The costumes in this production were well conceived and I felt they conveyed the message well. The costumes brought the play to life and I could picture this in the Roman times. All the costumes flowed great together and told the story of Cymbeline will graciousness. The strength of each costume is what I feel made the play. The set was very simple; therefore it was up to the costumes to convey where each scene took place. As an audience member, the costumes placed images in my head and I was able to close my eyes and picture myself walking around the court with Imogen and Lady Emilia, playing ball with Posthumus, or at battle in the woods. The costumes were all very simple, but got the message to the audience. Complexity isnt always good because it is hard for the audience to figure out the character a person is trying to become or portray. The acting in this production made it memorable. There were two actors that did an astounding job; Cloten and Iachimo. It is difficult to pick between the two, but I feel Iachimo did an excellent job at being two-faced. Iachimo showed emotion when he spoke and that is hard to come by in a play written by Shakespeare. Iachimo had cockiness to his character and conveyed this well. He was so devious by leading Postumus to believe he had been with Imogen. He caused a lot of anger in other characters. I feel when he apologized at the end, he showed great remorse. Iachimo expressed every emotion of his character and did so with magnitude.
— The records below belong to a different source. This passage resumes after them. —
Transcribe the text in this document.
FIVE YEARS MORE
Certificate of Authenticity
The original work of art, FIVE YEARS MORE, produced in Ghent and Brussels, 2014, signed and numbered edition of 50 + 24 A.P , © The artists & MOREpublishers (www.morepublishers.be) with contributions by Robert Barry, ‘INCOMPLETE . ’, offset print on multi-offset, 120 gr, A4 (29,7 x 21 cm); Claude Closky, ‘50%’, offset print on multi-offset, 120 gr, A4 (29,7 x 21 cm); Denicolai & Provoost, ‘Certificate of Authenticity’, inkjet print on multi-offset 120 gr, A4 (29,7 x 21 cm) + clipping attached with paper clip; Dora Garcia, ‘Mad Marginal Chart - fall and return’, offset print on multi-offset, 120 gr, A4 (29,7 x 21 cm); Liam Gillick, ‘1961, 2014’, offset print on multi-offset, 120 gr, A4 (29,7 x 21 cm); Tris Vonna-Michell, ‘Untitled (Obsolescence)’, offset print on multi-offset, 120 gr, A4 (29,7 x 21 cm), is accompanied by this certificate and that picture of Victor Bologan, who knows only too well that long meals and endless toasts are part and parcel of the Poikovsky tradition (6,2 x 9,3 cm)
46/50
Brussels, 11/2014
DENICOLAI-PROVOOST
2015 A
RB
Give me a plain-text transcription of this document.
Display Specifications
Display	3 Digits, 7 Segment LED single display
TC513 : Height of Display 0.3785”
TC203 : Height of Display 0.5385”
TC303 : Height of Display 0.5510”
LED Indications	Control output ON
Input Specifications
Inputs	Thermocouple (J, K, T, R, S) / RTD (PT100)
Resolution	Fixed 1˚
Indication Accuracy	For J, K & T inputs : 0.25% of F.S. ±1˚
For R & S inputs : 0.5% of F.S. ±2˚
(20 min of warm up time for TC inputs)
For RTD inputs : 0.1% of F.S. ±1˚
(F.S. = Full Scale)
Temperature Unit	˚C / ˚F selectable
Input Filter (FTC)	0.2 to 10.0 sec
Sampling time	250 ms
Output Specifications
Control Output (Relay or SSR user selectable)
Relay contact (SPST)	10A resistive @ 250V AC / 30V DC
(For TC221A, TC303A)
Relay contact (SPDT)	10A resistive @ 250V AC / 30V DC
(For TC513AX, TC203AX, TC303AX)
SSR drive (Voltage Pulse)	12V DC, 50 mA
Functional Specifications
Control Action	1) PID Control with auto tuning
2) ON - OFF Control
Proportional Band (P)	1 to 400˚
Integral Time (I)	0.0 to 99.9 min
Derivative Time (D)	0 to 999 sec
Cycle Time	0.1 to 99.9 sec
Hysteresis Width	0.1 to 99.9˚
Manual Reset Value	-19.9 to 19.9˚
To conclude, I have discussed a thematic analysis where I described how the play leads the audience to see betrayal among several characters. Also, how betrayal affected the lives of others. I continued to discuss specific elements that made the play work for me and kept me interested. These included the costumes and the actors. Overall, I thoroughly enjoyed my experience at The Experimental Theater and getting the chance to see my instructor do something she has a passion for. I must confess that this is the first Shakespeare play that I enjoyed and understood completely. I look forward to upcoming Shakespeare plays.